The Continental Army retrograde shielded by a summer storm


General Frost

Much more widely recalled are the cold campaigns:  Nathaniel Greene's men dragging desperately needed cannon through the snowy mountains of New England to help win the siege of Boston. The winter at Valley Forge is iconic. But Washington's Christmas crossing in the face of biting precipitation and gathering ice floes no less so. The weather prevented two of his divisions from crossing but his main column used it as cover to surprise the Hessian garrison at Trenton. And the cold winter weather sent the British into "winter quarters" earlier than the successes of the 1776 campaign and an imminent victory portended.


The weather helped with the element (sic) of surprise at Trenton




Less well known is the winter war waged in the Jerseys after Washington retreated to Morristown for his own winter quarters. Instead of a well deserved respite, it was the British who suffered privations as they struggled to forage for supplies.  The militias, and later the Continentals ambushed forage parties, attacked relief columns and bushwhacked couriers.The British commander Lord Howe took casualties he could not easily replace - and for no military advantage.

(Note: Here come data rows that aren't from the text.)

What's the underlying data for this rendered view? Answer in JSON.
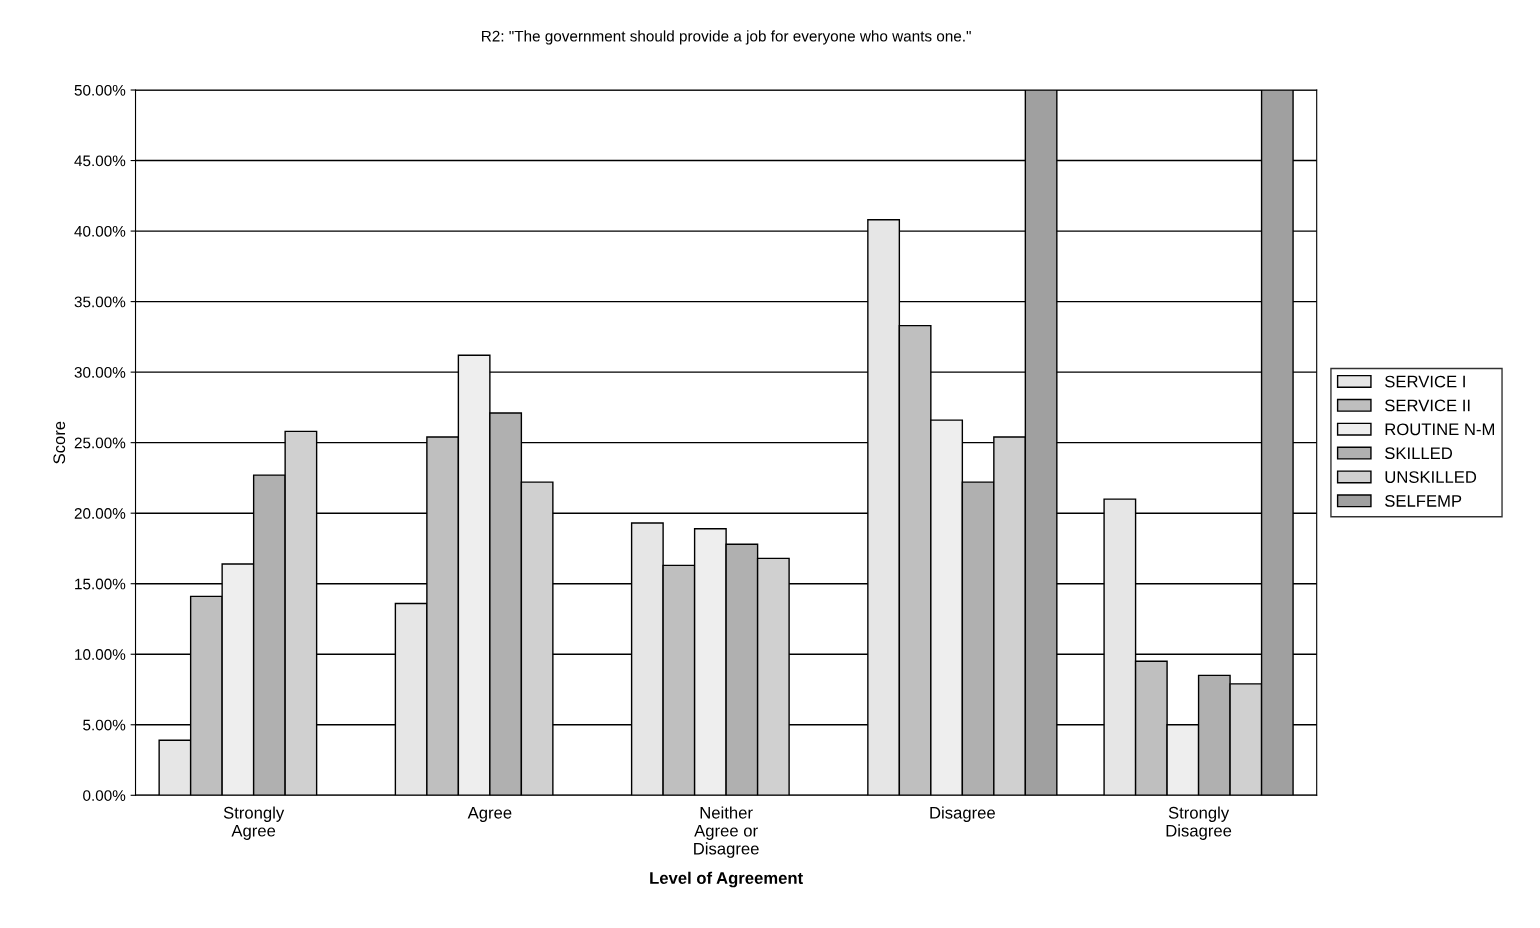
{
  "chart_data": {
    "type": "bar",
    "title": "R2: \"The government should provide a job for everyone who wants one.\"",
    "xlabel": "Level of Agreement",
    "ylabel": "Score",
    "categories": [
      "Strongly\nAgree",
      "Agree",
      "Neither\nAgree or\nDisagree",
      "Disagree",
      "Strongly\nDisagree"
    ],
    "series": [
      {
        "name": "SERVICE I",
        "color": "#e6e6e6",
        "values": [
          3.9,
          13.6,
          19.3,
          40.8,
          21.0
        ]
      },
      {
        "name": "SERVICE II",
        "color": "#bfbfbf",
        "values": [
          14.1,
          25.4,
          16.3,
          33.3,
          9.5
        ]
      },
      {
        "name": "ROUTINE N-M",
        "color": "#eeeeee",
        "values": [
          16.4,
          31.2,
          18.9,
          26.6,
          5.0
        ]
      },
      {
        "name": "SKILLED",
        "color": "#b0b0b0",
        "values": [
          22.7,
          27.1,
          17.8,
          22.2,
          8.5
        ]
      },
      {
        "name": "UNSKILLED",
        "color": "#d0d0d0",
        "values": [
          25.8,
          22.2,
          16.8,
          25.4,
          7.9
        ]
      },
      {
        "name": "SELFEMP",
        "color": "#a0a0a0",
        "values": [
          null,
          null,
          null,
          50,
          50
        ]
      }
    ],
    "ylim": [
      0,
      50
    ],
    "yticks": [
      {
        "value": 0,
        "label": "0.00%"
      },
      {
        "value": 5,
        "label": "5.00%"
      },
      {
        "value": 10,
        "label": "10.00%"
      },
      {
        "value": 15,
        "label": "15.00%"
      },
      {
        "value": 20,
        "label": "20.00%"
      },
      {
        "value": 25,
        "label": "25.00%"
      },
      {
        "value": 30,
        "label": "30.00%"
      },
      {
        "value": 35,
        "label": "35.00%"
      },
      {
        "value": 40,
        "label": "40.00%"
      },
      {
        "value": 45,
        "label": "45.00%"
      },
      {
        "value": 50,
        "label": "50.00%"
      }
    ],
    "grid": "y",
    "legend": "right"
  }
}
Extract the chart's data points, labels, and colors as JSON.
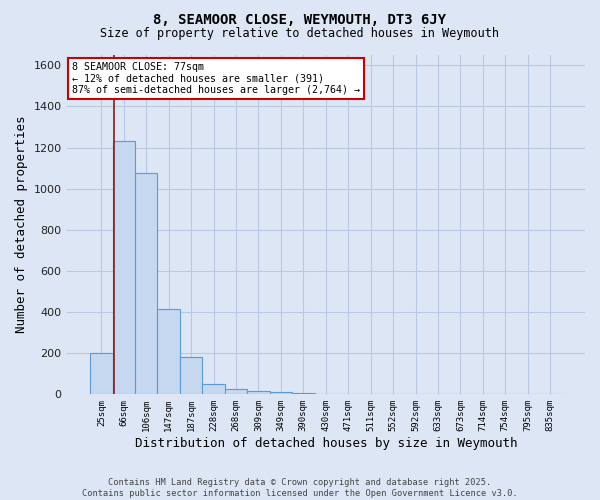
{
  "title1": "8, SEAMOOR CLOSE, WEYMOUTH, DT3 6JY",
  "title2": "Size of property relative to detached houses in Weymouth",
  "xlabel": "Distribution of detached houses by size in Weymouth",
  "ylabel": "Number of detached properties",
  "categories": [
    "25sqm",
    "66sqm",
    "106sqm",
    "147sqm",
    "187sqm",
    "228sqm",
    "268sqm",
    "309sqm",
    "349sqm",
    "390sqm",
    "430sqm",
    "471sqm",
    "511sqm",
    "552sqm",
    "592sqm",
    "633sqm",
    "673sqm",
    "714sqm",
    "754sqm",
    "795sqm",
    "835sqm"
  ],
  "values": [
    200,
    1230,
    1075,
    415,
    180,
    50,
    28,
    18,
    10,
    8,
    0,
    0,
    0,
    0,
    0,
    0,
    0,
    0,
    0,
    0,
    0
  ],
  "bar_color": "#c5d8f0",
  "bar_edge_color": "#5b9bd5",
  "background_color": "#dce6f5",
  "plot_bg_color": "#dce6f5",
  "grid_color": "#b8c8e0",
  "vline_color": "#8b1a1a",
  "vline_x_idx": 0.57,
  "ylim": [
    0,
    1650
  ],
  "yticks": [
    0,
    200,
    400,
    600,
    800,
    1000,
    1200,
    1400,
    1600
  ],
  "annotation_title": "8 SEAMOOR CLOSE: 77sqm",
  "annotation_line1": "← 12% of detached houses are smaller (391)",
  "annotation_line2": "87% of semi-detached houses are larger (2,764) →",
  "annotation_box_color": "#ffffff",
  "annotation_box_edge": "#cc0000",
  "footer1": "Contains HM Land Registry data © Crown copyright and database right 2025.",
  "footer2": "Contains public sector information licensed under the Open Government Licence v3.0."
}
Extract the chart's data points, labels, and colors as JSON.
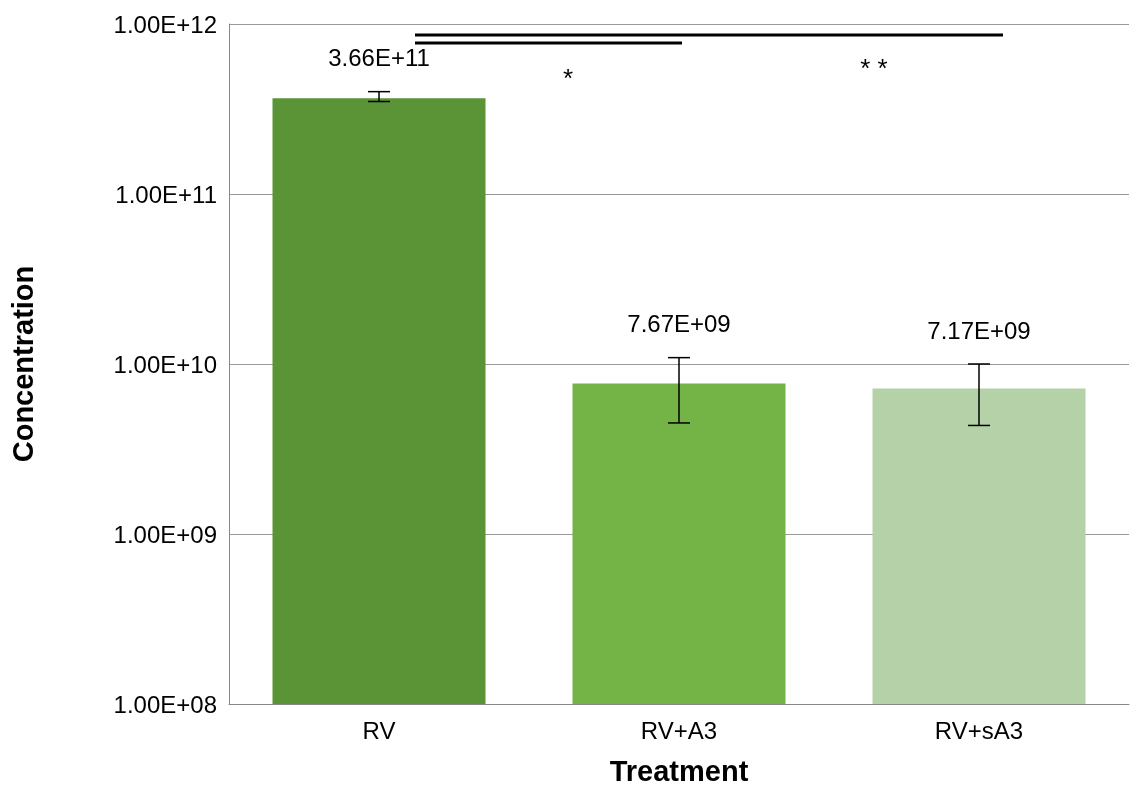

General Frost affected more than Valley Forge


General Montgomery
Perhaps the campaign most affected by the cold is the least known:  The 1775 invasion (liberation?) of Canada in twin attacks across America's harsh and rugged north land. Colonel Benedict Arnold led several hundred men through the wilds of main while General Richard Montgomery led a column through upper NewYork towards Montreal. The weather turned cold earlier than normal that year. Launching a northward invasion in the fall left the Americans suffering through  rapidly cooling weather that plagued them all the way to Quebec. The weather dogged both expeditions as both columns struggled through a mixture of ice,snow, and rain.  Over six inches of snow deluged Arnold's column  in a single night in late October. The weather alone had seriously beaten down the invasion forces by the time they rendezvoused near Quebec in early December.With more frigid weather on the way, Montgomery decided to assault Quebec, rather than besiege the city. Hoping to take advantage of the weather,the Americans attacked under the cover of a severe snowstorm. But the blinding snow  caused confusion in the attack, which failed with the death of Montgomery and Arnold's wounding. Arguably two of America's best commanders lost to General Frost.